First Quarter 2024 Analysis

January, 2024

Financial markets ended 2023 with very strong momentum, sparked most recently by a meaningful dovish pivot by the Federal Reserve in December. For the third straight meeting the Fed held interest rates at current levels and even projected three rate cuts in 2024.

Anticipated rate cuts in 2024 and 2025 result from projected growth in GDP of less than 2% in each of the next two years, according to the Fed, which is below trend. Bad news for the economy is still good news for financial markets, at least for now.

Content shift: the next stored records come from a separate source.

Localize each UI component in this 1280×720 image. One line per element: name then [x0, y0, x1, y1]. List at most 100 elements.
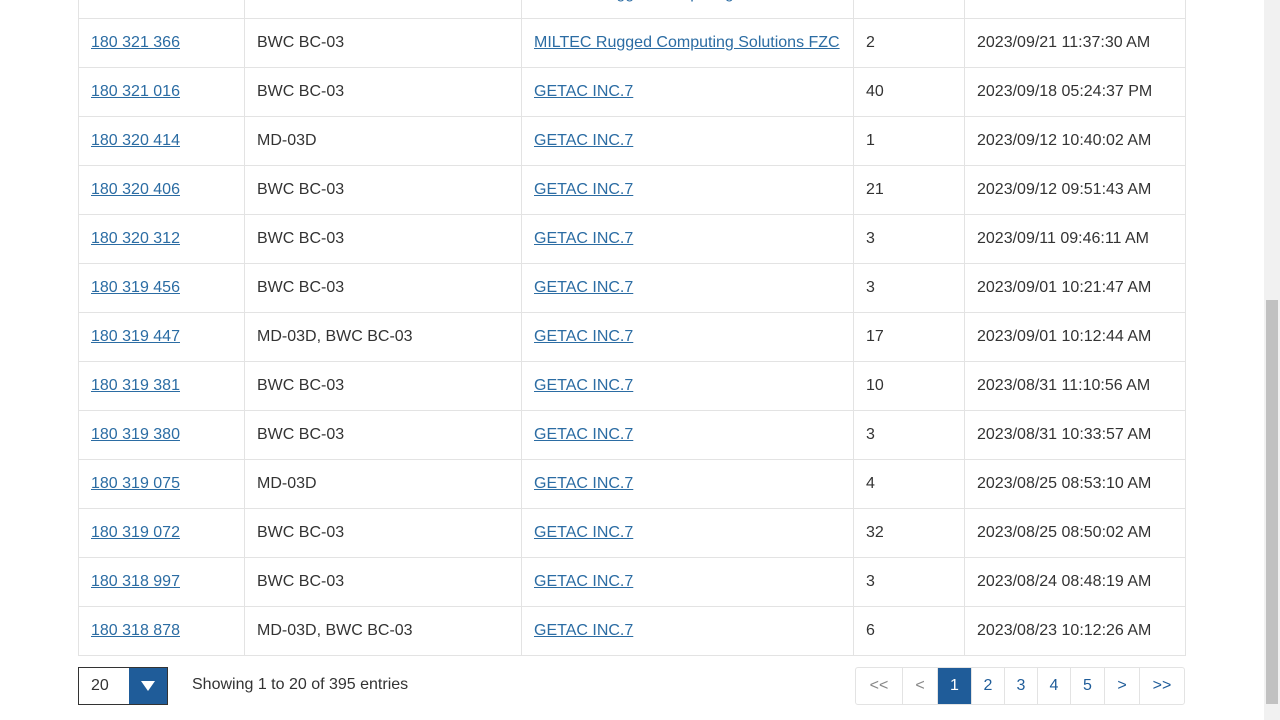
scrollbar-thumb[interactable]	[1266, 300, 1278, 704]
reference-link[interactable]: 180 321 016	[91, 83, 180, 100]
supplier-cell: MILTEC Rugged Computing	[521, 0, 854, 19]
pagination: << < 1 2 3 4 5 > >>	[855, 667, 1185, 705]
product-text: BWC BC-03	[257, 279, 345, 296]
date-text: 2023/08/24 08:48:19 AM	[977, 573, 1152, 590]
product-text: BWC BC-03	[257, 426, 345, 443]
supplier-cell: GETAC INC.7	[521, 410, 854, 460]
quantity-text: 3	[866, 573, 875, 590]
quantity-cell: 3	[853, 263, 965, 313]
prev-page-button[interactable]: <	[902, 668, 937, 704]
product-text: BWC BC-03	[257, 83, 345, 100]
table-row: 180 320 406 BWC BC-03 GETAC INC.7 21 2023/09…	[78, 165, 1186, 215]
date-cell: 2023/08/24 08:48:19 AM	[964, 557, 1186, 607]
supplier-cell: GETAC INC.7	[521, 67, 854, 117]
supplier-link[interactable]: GETAC INC.7	[534, 622, 633, 639]
date-cell: 2023/09/18 05:24:37 PM	[964, 67, 1186, 117]
quantity-cell: 3	[853, 557, 965, 607]
date-text: 2023/09/21 ...	[977, 0, 1075, 2]
date-cell: 2023/08/25 08:50:02 AM	[964, 508, 1186, 558]
quantity-cell: 2	[853, 18, 965, 68]
date-cell: 2023/09/01 10:21:47 AM	[964, 263, 1186, 313]
quantity-text: 17	[866, 328, 884, 345]
reference-link[interactable]: 180 318 878	[91, 622, 180, 639]
table-row: 180 320 312 BWC BC-03 GETAC INC.7 3 2023/09/…	[78, 214, 1186, 264]
date-text: 2023/09/21 11:37:30 AM	[977, 34, 1151, 51]
reference-cell: 180 320 414	[78, 116, 245, 166]
page-4-button[interactable]: 4	[1037, 668, 1070, 704]
product-cell: BWC BC-03	[244, 410, 522, 460]
first-page-button[interactable]: <<	[856, 668, 902, 704]
table-row: 180 318 878 MD-03D, BWC BC-03 GETAC INC.7 6…	[78, 606, 1186, 656]
date-cell: 2023/08/25 08:53:10 AM	[964, 459, 1186, 509]
supplier-link[interactable]: GETAC INC.7	[534, 230, 633, 247]
table-row: 180 321 441 MILTEC Rugged Computing 2023/0…	[78, 0, 1186, 19]
next-page-button[interactable]: >	[1104, 668, 1139, 704]
reference-link[interactable]: 180 321 441	[91, 0, 180, 2]
supplier-link[interactable]: GETAC INC.7	[534, 573, 633, 590]
page-3-button[interactable]: 3	[1004, 668, 1037, 704]
date-text: 2023/08/25 08:53:10 AM	[977, 475, 1152, 492]
date-text: 2023/08/23 10:12:26 AM	[977, 622, 1152, 639]
reference-link[interactable]: 180 320 414	[91, 132, 180, 149]
reference-cell: 180 318 878	[78, 606, 245, 656]
supplier-link[interactable]: GETAC INC.7	[534, 328, 633, 345]
quantity-cell: 4	[853, 459, 965, 509]
supplier-link[interactable]: MILTEC Rugged Computing	[534, 0, 734, 2]
reference-link[interactable]: 180 318 997	[91, 573, 180, 590]
reference-link[interactable]: 180 320 406	[91, 181, 180, 198]
product-cell: BWC BC-03	[244, 214, 522, 264]
last-page-button[interactable]: >>	[1139, 668, 1184, 704]
product-text: MD-03D	[257, 132, 317, 149]
date-text: 2023/09/12 10:40:02 AM	[977, 132, 1152, 149]
product-text: MD-03D, BWC BC-03	[257, 622, 413, 639]
date-cell: 2023/09/11 09:46:11 AM	[964, 214, 1186, 264]
reference-link[interactable]: 180 319 380	[91, 426, 180, 443]
supplier-link[interactable]: GETAC INC.7	[534, 181, 633, 198]
supplier-link[interactable]: MILTEC Rugged Computing Solutions FZC	[534, 34, 840, 51]
results-table-body: 180 321 441 MILTEC Rugged Computing 2023/0…	[78, 0, 1186, 656]
reference-cell: 180 319 456	[78, 263, 245, 313]
page: 180 321 441 MILTEC Rugged Computing 2023/0…	[0, 0, 1280, 720]
supplier-link[interactable]: GETAC INC.7	[534, 475, 633, 492]
reference-link[interactable]: 180 319 447	[91, 328, 180, 345]
supplier-link[interactable]: GETAC INC.7	[534, 132, 633, 149]
reference-link[interactable]: 180 321 366	[91, 34, 180, 51]
page-2-button[interactable]: 2	[971, 668, 1004, 704]
reference-link[interactable]: 180 319 072	[91, 524, 180, 541]
supplier-link[interactable]: GETAC INC.7	[534, 377, 633, 394]
supplier-cell: GETAC INC.7	[521, 116, 854, 166]
product-cell: MD-03D	[244, 459, 522, 509]
reference-cell: 180 318 997	[78, 557, 245, 607]
date-cell: 2023/08/23 10:12:26 AM	[964, 606, 1186, 656]
reference-link[interactable]: 180 320 312	[91, 230, 180, 247]
product-text: MD-03D	[257, 475, 317, 492]
supplier-link[interactable]: GETAC INC.7	[534, 426, 633, 443]
supplier-link[interactable]: GETAC INC.7	[534, 83, 633, 100]
quantity-text: 32	[866, 524, 884, 541]
reference-link[interactable]: 180 319 456	[91, 279, 180, 296]
supplier-cell: GETAC INC.7	[521, 459, 854, 509]
quantity-cell: 40	[853, 67, 965, 117]
quantity-text: 4	[866, 475, 875, 492]
page-size-dropdown-button[interactable]	[129, 668, 167, 704]
page-5-button[interactable]: 5	[1070, 668, 1104, 704]
table-row: 180 319 456 BWC BC-03 GETAC INC.7 3 2023/09/…	[78, 263, 1186, 313]
page-size-select[interactable]: 20	[78, 667, 168, 705]
page-1-button[interactable]: 1	[937, 668, 971, 704]
supplier-link[interactable]: GETAC INC.7	[534, 524, 633, 541]
page-size-value: 20	[91, 677, 109, 694]
reference-link[interactable]: 180 319 381	[91, 377, 180, 394]
reference-link[interactable]: 180 319 075	[91, 475, 180, 492]
quantity-text: 3	[866, 230, 875, 247]
product-cell: BWC BC-03	[244, 557, 522, 607]
date-text: 2023/08/31 10:33:57 AM	[977, 426, 1152, 443]
date-text: 2023/09/11 09:46:11 AM	[977, 230, 1149, 247]
quantity-text: 40	[866, 83, 884, 100]
product-text: BWC BC-03	[257, 34, 345, 51]
vertical-scrollbar[interactable]	[1264, 0, 1280, 720]
product-cell: BWC BC-03	[244, 508, 522, 558]
reference-cell: 180 321 441	[78, 0, 245, 19]
supplier-cell: GETAC INC.7	[521, 508, 854, 558]
product-text: BWC BC-03	[257, 377, 345, 394]
supplier-link[interactable]: GETAC INC.7	[534, 279, 633, 296]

Credit markets experienced dramatic shifts in investor sentiment during the year, from bank failures in the spring, a second year of interest rate increases, to a Fed pivot in December. The Federal Reserve raised their preferred benchmark rate at the fastest rate since the 1980s, from essentially zero in January 2022 to over 5% in July of 2023. This created enormous losses for bond holders. Indeed, Blackrock says the three-year negative returns in 10-year Treasuries are the worst they have been in 150 years while holders of 20- year plus Treasuries suffered losses for the third consecutive year, inclusive of interest earned.

Mega cap tech companies now comprise almost 30% of the S&P 500 Index. The so called Magnificent 7, Apple, Amazon, Alphabet (Google), Meta (Facebook), Microsoft, Nvidia, and Tesla, gained around 75% last year, after falling around (40%) in 2022. The weighting of these seven stocks in the Morgan Stanley All Country World Index is greater than all the stocks from Japan, France, China and the U.K. Amazon, Alphabet, Meta and Tesla are still trading below where they ended in 2021. This is a historic concentration in the index by a very small number of names and exceeds the concentration we witnessed at the top of the tech bubble in 2000. The performance gap between the market cap weighted S&P 500 Index and the Equal Weight S&P 500 Index is the largest in 25 years. Broader equity averages saw gains around half of the market cap weighted S&P 500, and that is only because of the sharp rally in November and December.

There is much deserved attention regarding artificial intelligence. I have taken a two-track approach. First, by investing in large technology companies that are investing in and developing AI products while also augmenting their current, large technology platforms and second, by investing in individual companies in different industries that I believe are utilizing AI technology to leverage existing world class businesses. Some of the widely followed AI companies have had spectacular gains but they are very crowded holdings, trade at extremely high valuations, and will face increasing competition.

I remain very positive on the future of nuclear energy, as it is secure, sustainable, affordable and carbon free. The likelihood of getting to net zero emissions in the near term through wind and solar remain dismal. The technology is simply not available, and the costs are proving difficult. EV sales are falling, despite unprecedented government support, and offshore wind projects are being cancelled. The S&P Global Clean Energy Index fell sharply last year. At the recent United Nations Climate conference in Dubai, amazingly, 22 countries, including the United States, committed to triple nuclear energy capacity by 2050. I see continued and increasing bi-partisan support for nuclear energy and little if any opposition. Nuclear energy comprises about 20% of our nation’s energy presently, and uranium prices have reached 16-year highs, according to the U.S. Energy Information Administration.

I continue to maintain we are in the very early stages of the obesity drug revolution. Several studies offer very promising data suggesting even wider applications for the underlying compounds in addition to treating diabetes and obesity. Such infirmities as cardiovascular disease, liver disease, sleep apnea, fertility and alcohol abuse are being widely studied today. Any additional applications would strengthen their blockbuster status.

Investors shunned diversification in 2023, and instead, followed the outsized performance of the Magnificent 7 stocks and balanced funds had mediocre performance, but in 2024 investors are likely to seek diversification and we started to see that in recent weeks.

While we must remain vigilant of the unexpected, the coming year begins with a resilient consumer, a resilient economy, a strong labor market, the Fed no longer raising interest rates and inflation no longer accelerating. I believe the biggest surprise in 2024 could be a year of increased productivity gains galvanized by artificial intelligence which produces GDP growth exceeding estimates. We are seeing the convergence of many innovative technologies which are being enhanced by AI and this will bring improved productivity, resulting in increased wealth generation. According to the Investment Company Institute, cash levels in money market funds are approximately $5.7 trillion. I believe much of that money remains there out of fear of the economic and political environment as well as being attracted to the highest short-term rates for many years. However, if investors gain confidence that the economy is not falling into a recession and if the stock market continues to rally, this level of cash could provide an enormous tail wind for further gains in equity markets. I believe investors proved to be too pessimistic in 2023 and risk being too pessimistic for 2024.